Did the patients have access to cases?
This is perhaps the question I am asked most.  The answer is a definitive yes.  I have spoken to former Willard employees who had the job of escorting patients to the attic where the cases were stored.  The owners of the cases were allowed to retrieve various items and take them back to their rooms.

I feel as if I have seen the suitcases in a different context.  
The New York State Museum produced an exhibit that opened in 2004, and is still traveling around the country. A book titled “The Lives They Left Behind, Suitcases From A State Hospital Attic” was published in 2008. While there is some overlap in the subject matter, my approach is completely different. Please check out that project at  http:// www.suitcaseexhibit.org/indexhasflash.html.  Also, a quick internet search of “Jon Crispin Willard Suitcases” will turn up many sites that have featured the project.

I am interested in knowing more about the patients.
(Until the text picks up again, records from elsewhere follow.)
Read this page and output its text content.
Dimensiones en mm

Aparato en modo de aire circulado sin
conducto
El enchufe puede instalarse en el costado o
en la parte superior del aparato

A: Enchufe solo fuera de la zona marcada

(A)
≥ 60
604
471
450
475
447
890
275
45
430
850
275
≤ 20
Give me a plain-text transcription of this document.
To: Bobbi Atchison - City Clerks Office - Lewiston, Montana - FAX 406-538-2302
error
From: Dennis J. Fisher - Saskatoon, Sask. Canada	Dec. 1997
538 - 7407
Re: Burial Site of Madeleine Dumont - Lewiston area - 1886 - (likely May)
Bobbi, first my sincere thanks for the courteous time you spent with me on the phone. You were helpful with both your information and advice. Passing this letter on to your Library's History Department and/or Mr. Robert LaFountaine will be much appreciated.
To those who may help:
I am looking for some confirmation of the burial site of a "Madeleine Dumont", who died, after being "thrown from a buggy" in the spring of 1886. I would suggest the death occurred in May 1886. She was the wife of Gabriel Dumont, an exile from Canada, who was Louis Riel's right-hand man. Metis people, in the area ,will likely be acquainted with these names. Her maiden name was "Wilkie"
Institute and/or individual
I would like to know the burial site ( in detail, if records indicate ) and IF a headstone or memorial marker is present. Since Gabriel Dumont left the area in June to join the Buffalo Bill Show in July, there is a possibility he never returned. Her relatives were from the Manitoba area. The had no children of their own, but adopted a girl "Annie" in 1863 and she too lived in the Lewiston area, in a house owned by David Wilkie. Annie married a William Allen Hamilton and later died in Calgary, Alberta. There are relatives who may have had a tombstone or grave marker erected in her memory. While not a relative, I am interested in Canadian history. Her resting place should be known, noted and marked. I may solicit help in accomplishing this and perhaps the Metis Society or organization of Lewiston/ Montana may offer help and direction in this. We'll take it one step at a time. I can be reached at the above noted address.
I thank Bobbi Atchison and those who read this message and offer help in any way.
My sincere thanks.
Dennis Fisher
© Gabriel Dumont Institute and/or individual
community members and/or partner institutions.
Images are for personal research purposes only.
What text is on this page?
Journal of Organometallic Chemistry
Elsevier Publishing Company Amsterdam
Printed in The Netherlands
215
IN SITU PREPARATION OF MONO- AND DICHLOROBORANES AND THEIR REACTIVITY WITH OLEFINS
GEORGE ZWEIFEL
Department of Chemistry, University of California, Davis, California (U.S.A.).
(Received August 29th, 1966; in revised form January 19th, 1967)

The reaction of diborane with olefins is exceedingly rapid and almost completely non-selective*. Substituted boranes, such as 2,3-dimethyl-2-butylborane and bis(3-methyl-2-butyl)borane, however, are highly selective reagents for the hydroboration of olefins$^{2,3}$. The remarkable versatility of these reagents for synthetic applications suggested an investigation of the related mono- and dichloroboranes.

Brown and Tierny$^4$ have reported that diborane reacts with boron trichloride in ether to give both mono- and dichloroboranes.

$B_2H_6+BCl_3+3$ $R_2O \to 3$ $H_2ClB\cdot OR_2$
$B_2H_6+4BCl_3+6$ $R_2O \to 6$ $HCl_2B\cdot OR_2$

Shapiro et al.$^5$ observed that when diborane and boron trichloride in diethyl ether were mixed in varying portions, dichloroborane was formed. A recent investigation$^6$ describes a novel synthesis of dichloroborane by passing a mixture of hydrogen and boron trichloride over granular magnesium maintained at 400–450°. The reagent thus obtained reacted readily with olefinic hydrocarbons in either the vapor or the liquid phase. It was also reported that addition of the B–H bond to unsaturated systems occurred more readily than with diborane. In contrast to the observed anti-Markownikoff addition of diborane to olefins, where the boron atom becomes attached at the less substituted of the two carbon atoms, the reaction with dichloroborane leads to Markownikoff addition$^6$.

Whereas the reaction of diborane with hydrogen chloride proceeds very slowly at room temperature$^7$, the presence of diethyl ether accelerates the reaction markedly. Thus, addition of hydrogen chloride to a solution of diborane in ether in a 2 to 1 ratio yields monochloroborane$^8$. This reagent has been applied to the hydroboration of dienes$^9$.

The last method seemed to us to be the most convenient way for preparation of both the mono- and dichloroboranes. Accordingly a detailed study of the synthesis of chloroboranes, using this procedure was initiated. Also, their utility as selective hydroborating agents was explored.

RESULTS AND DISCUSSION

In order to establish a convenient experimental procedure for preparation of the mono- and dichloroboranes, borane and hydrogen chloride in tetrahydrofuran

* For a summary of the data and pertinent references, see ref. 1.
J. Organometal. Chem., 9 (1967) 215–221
Can you share any of their medical histories?
This is also a question that I hear quite a bit.  Due to New York State privacy laws it is not possible to know much about the patients outside of what is found in their suitcases.  I feel that the suitcases and their contents speak more about these people than their medical histories ever could.  I see a different, more personal side of those who lived a portion of their lives at Willard, and it is that side I hope to convey in my work.
Why don’t you use surnames when identifying the owners of the cases?
I have been advised that it would violate New York State law in regards to patient privacy.  This is something that I have a fundamental disagreement with.  I think it does a disservice to, and further stigmatizes the people who resided at Willard.
Can I visit Willard and what is it today.
Willard is a small town in central New York about 45 minutes northwest of Ithaca and close to the town of Ovid.  What was once the Willard Psychiatric Center is now mostly a  New York State Department of Corrections facility.  The prison grounds are off-limits to visitors, but the Romulus Historical Society does still organize educational events dealing with the psych center.  The historical society is located on the main street of the town of Willard and should be contacted before planning a visit.  They host an annual tour of some of the old buildings along with displays and lectures by people affiliated with the facility.  The cemetery, where hundreds of patients are buried, is located overlooking Seneca Lake on the north side of the main street toward the bottom of the hill.  It is open to the public and is well worth a visit.  An interesting web site about the cemetery and and attempt to put names on the numbered graves is willardcemeterymemorialproject.com.
How did you fund the project?
As no public funds were available to me, I ran two successful Kickstarter campaigns that paid for a portion of the project.
Can you come and speak to our group/organization/university?  Can my group display actual prints?
Yes, I am very interested in talking about the project and showing the photographs.  Please contact me directly and we can discuss travel expenses and honorariums.
Will there be a book?
I expect and hope so.  Whether I can interest a publisher, or self publish is the big question.
Will I be able to see your photographs in galleries and museums.
I am currently working on venues for exhibits.  If you know of a museum or gallery in your area that might be interested, please contact me.
What equipment do you use?
All the photographs were taken with full frame Nikon digital cameras.  My primary lens is a 105mm Micro Nikkor.
May I use the images/concept for my own art?
I am happy that my photographs might inspire others to create their own art.  Please keep in mind that all photographs are copyright and that no portion of them may be used unless express permission is granted by me.
Are the photographs for sale ?
Yes, the photographs are for sale.  There is a section of this site where ordering prints is possible.
Can I still contribute to the project?
I initiated a second round of funding on Kickstarter which was a success, but the project will always need outside support. I will always gratefully accept contributions which will help me to continue the work.  Additionally, prints are for sale on this site.